Neutral Citation [2015] IEHC 876
THE HIGH COURT
JUDICIAL REVIEW
[2015 No. 618 JR]
JOHN GAYNOR
APPLICANT
AND
THE COURTS SERVICE AND THOMAS KINIRONS
RESPONDENTS
AND
NOEL SHERIDAN AND PETER QUINN
NOTICE PARTIES
EX TEMPORE JUDGMENT of Mr. Justice Richard Humphreys delivered on the 30th day of November, 2015
1. This application arises out of a dispute that has been going on for quite some time. I have been presented with 22 orders from the High Court and Court of Appeal, dated prior to my order of the 23rd November, 2015. I do not have to enter into a consideration of these orders in detail as I am dealing only with whether Mr. Gaynor should be granted leave in accordance with his Statement of Grounds.
2. A bankruptcy summons was issued against the applicant on the 15th June, 2015 and it was served personally on him on the 18th June, 2015. Mr. Gaynor then had 14 days to file an application to set aside the summons, which, representing himself, he endeavoured to do on the 2nd July, 2015 (being the 14th day) by attempting to lodge Form 6. However, it is clear from O. 76, r. 15 that an applicant who wishes to apply to dismiss a bankruptcy summons is required to file both Form 6 and Form 7. The applicant only sought to file Form 6 and did so on the last day possible, which hampered the rectification of the matter. It was open to the applicant to apply to court to seek to extend the 14 days, but he did not do so.
3. It is accepted on behalf of the Courts Service and the Notice Parties that the only document giving information to the applicant as to the difficulty thus created was a letter of Thomas Kinirons, to Mr. Gaynor, dated 15th October, 2015. The letter outlined to Mr. Gaynor that in order for him to dismiss a bankruptcy summons, he must file a “notice of application to dismiss a bankruptcy summons” which is Form 7 of Appendix O to the Rules of the Superior Courts. The letter goes on to state that as Mr. Gaynor did not have such a notice on the day he attended, he instead brought an affidavit, it was not possible to issue his application to dismiss the bankruptcy summons.

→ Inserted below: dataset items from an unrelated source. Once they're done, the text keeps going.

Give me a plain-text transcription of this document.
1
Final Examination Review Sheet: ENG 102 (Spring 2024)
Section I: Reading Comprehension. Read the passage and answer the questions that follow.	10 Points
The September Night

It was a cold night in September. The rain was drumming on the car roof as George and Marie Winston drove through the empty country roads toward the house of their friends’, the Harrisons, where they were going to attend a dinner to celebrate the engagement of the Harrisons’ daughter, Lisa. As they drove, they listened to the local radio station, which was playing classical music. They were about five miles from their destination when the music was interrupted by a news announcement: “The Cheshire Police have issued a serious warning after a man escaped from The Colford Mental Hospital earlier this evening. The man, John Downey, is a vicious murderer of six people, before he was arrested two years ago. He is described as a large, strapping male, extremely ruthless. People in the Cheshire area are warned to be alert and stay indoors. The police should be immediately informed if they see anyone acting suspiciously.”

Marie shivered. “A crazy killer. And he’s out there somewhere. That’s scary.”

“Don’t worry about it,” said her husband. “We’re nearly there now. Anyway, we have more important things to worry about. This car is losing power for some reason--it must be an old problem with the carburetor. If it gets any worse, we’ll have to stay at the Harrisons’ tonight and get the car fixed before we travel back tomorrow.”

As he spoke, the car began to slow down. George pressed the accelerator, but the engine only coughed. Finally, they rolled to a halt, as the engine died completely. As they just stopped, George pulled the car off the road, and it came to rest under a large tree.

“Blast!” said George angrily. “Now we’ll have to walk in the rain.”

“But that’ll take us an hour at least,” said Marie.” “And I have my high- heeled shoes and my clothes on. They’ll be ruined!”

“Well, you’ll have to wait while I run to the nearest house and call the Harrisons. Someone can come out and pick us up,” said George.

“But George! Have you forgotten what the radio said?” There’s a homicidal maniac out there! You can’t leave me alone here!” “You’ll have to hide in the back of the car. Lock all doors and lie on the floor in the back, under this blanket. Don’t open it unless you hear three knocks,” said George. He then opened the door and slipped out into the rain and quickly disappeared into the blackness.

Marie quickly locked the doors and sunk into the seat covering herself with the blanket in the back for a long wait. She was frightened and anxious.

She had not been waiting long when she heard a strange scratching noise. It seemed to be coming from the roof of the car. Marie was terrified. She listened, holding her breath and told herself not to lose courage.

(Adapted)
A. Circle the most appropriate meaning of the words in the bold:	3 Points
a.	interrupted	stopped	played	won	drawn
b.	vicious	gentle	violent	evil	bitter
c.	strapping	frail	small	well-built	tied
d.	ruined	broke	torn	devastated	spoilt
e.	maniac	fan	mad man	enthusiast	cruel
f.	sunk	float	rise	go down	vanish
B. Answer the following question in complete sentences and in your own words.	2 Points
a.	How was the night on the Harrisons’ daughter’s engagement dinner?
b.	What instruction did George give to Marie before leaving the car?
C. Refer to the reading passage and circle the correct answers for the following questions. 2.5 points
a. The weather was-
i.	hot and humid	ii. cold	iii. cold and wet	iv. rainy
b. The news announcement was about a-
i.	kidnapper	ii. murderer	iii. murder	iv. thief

4. While that letter may have conveyed a certain amount of information, and clearly implied that both forms were necessary, it did not expressly state, in terms that could not possibly be misunderstood by a lay litigant, that both Form 6 and Form 7 were required, nor did it advise Mr. Gaynor of the possibility of extending the 14-day time limit by making an application to the court.
5. However, since this difficulty arose, Costello J. has ruled, in the course of dealing with the bankruptcy matter, that any point Mr. Gaynor could have raised by application to set aside the summons can now be raised as a defence to the bankruptcy summons. In light of that ruling, which is accepted by the Courts Service, and of course more specifically, by the Notice Parties, no great injustice has been done to Mr. Gaynor by the failure of the Courts Service, when refusing to accept his Form 6, to make absolutely explicit that both Form 6 and Form 7 are required, or to make precisely clear to him what he could or should have done to rectify his position.
6. In those circumstances, I will refuse leave to the applicant because, firstly, the Central Office was correct in refusing to accept Form 6 alone and secondly and rather more importantly, there is no injustice to the applicant arising from the non-acceptance of his application, given Costello J.'s subsequent ruling. As such, there is no need to consider what alternative remedies might have been available, such as, for example, to adjourn the leave application to allow for an application for the extension of time to be made.